Le 13 février 1960 la France procédait à son premier essai nucléaire à Reggane, dans le Sud algérien. “Gerboise bleue” était le premier d’une série de 4 essais atmosphériques. Elle fut suivie de 13 essais souterrains à In Ekker, dont quatre n’ont pas été totalement confinés, laissant le site pollué pour plusieurs dizaines de milliers d’années. Aujourd’hui les habitants de la région présentent des taux de cancer plus élevés que la normale et ils demandent que les lieux soient décontaminés. [1]

Essais nucléaires français à Reggane
Appel d’une association pour la décontamination de la région

par Mokrane Ait Ouarabi, El Watan, 13 février 2016


Cela fait 56 ans que les premiers essais nucléaires français ont été effectués sur le sol algérien.

Plus exactement dans le plateau désertique de Tanezrouft, dans l’actuelle wilaya d’Adrar. Les effets néfastes de ces essais sont toujours ressentis par les populations de la région. Le président de l’Association du 13 Février 1960, Hamel Omar, n’a pas manqué de le relever dans une déclaration répercutée hier par l’APS.

Sa revendication prioritaire : la décontamination du site concerné par ces « essais de la mort » afin d’arrêter la catastrophe sanitaire qui frappe la population de Reggane. « Considérés comme crimes contre l’humanité, les effets dévastateurs des essais nucléaires effectués par la France coloniale dans le Sud algérien se font ressentir à ce jour et continuent d’affecter la santé et la vie des populations des régions concernées », a souligné M. Hamel à la même agence en espérant que son appel, à la fois, soit entendu aussi bien par les autorités algériennes, afin de poursuivre leurs efforts dans ce sens, que l’Etat français pour qu’il agisse en conséquence.

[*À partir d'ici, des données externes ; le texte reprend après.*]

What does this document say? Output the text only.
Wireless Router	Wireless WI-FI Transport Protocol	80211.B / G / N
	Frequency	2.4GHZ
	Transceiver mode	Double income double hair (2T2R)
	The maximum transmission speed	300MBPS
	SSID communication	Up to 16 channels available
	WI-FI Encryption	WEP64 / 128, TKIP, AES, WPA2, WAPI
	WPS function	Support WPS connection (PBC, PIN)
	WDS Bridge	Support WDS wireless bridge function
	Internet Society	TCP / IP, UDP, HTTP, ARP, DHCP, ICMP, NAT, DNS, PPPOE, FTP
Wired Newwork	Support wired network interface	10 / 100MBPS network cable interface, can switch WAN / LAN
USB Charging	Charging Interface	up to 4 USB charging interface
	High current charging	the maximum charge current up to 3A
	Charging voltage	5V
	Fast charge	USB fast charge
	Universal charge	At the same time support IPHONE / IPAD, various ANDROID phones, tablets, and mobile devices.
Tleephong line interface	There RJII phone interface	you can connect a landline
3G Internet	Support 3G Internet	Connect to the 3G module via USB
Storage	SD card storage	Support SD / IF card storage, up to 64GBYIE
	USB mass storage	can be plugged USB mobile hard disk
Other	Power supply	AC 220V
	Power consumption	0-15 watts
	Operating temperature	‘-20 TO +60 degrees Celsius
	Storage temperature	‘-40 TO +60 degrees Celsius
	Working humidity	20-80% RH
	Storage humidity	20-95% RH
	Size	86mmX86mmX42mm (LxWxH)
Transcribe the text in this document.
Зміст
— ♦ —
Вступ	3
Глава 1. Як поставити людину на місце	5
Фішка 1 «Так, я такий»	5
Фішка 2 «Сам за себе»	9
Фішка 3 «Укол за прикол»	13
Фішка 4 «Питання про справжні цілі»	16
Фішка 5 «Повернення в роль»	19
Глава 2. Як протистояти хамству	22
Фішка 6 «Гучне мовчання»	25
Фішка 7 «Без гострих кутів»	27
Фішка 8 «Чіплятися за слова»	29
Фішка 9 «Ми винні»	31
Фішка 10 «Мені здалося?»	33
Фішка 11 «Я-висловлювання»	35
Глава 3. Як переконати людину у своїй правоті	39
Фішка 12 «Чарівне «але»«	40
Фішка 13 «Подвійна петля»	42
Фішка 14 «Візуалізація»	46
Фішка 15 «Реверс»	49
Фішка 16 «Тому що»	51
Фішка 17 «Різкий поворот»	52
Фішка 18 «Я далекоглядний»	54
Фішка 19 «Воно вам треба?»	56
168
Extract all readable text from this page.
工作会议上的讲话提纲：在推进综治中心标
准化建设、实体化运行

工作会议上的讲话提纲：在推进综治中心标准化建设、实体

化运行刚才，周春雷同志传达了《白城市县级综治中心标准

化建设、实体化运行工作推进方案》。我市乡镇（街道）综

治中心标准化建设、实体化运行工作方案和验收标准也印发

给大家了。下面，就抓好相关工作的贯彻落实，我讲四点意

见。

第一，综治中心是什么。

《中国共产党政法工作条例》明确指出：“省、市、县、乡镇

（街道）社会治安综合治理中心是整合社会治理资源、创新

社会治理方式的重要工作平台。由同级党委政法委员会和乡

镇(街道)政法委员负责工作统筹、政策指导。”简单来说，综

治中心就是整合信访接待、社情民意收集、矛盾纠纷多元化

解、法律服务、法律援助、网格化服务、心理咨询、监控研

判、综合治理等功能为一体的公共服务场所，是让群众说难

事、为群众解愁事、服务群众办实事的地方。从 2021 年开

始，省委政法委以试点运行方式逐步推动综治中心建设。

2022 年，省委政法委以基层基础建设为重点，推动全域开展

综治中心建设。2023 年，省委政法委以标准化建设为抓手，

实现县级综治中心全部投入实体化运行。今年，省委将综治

Pour Omar Hamel, le souhait le plus urgent pour les populations locales n’est pas d’être indemnisées, mais de voir la zone ayant servi de site pour ces essais définitivement nettoyé pour que les habitants puissent vivre en sécurité sanitaire. « Décontaminer les sites concernés par ces essais nucléaires des déchets radioactifs constitue une priorité pour mettre fin aux effets néfastes de ces crimes sur la population », a insisté M. Hamel pour lequel « la non-décontamination de la région des déchets radioactifs coûte la vie aux habitants et des fonds colossaux à l’Etat dans le cadre de la prise en charge des victimes ».

« Des centaines de victimes souffrant notamment de cancers et de maladies ophtalmiques, dont des cas graves entraînant la mort, ont été recensées », a encore relevé le président de l’association qui justifie l’absence de statistiques précises et complètes par l’affectation de certains cas vers des services spécialisés au nord du pays. Il fait état, cependant, de quelque 48 cas de cancers, notamment de la peau, enregistrés durant la période allant de mai 2014 à janvier 2016. L’association que dirige Omar Hamel ne revendique pas des indemnisations pour les victimes. Pour M. Hamel, le plus important, c’est d’obtenir « les archives sanitaires des victimes des essais dans cette région d’avant-1962 ainsi que les archives techniques des essais ».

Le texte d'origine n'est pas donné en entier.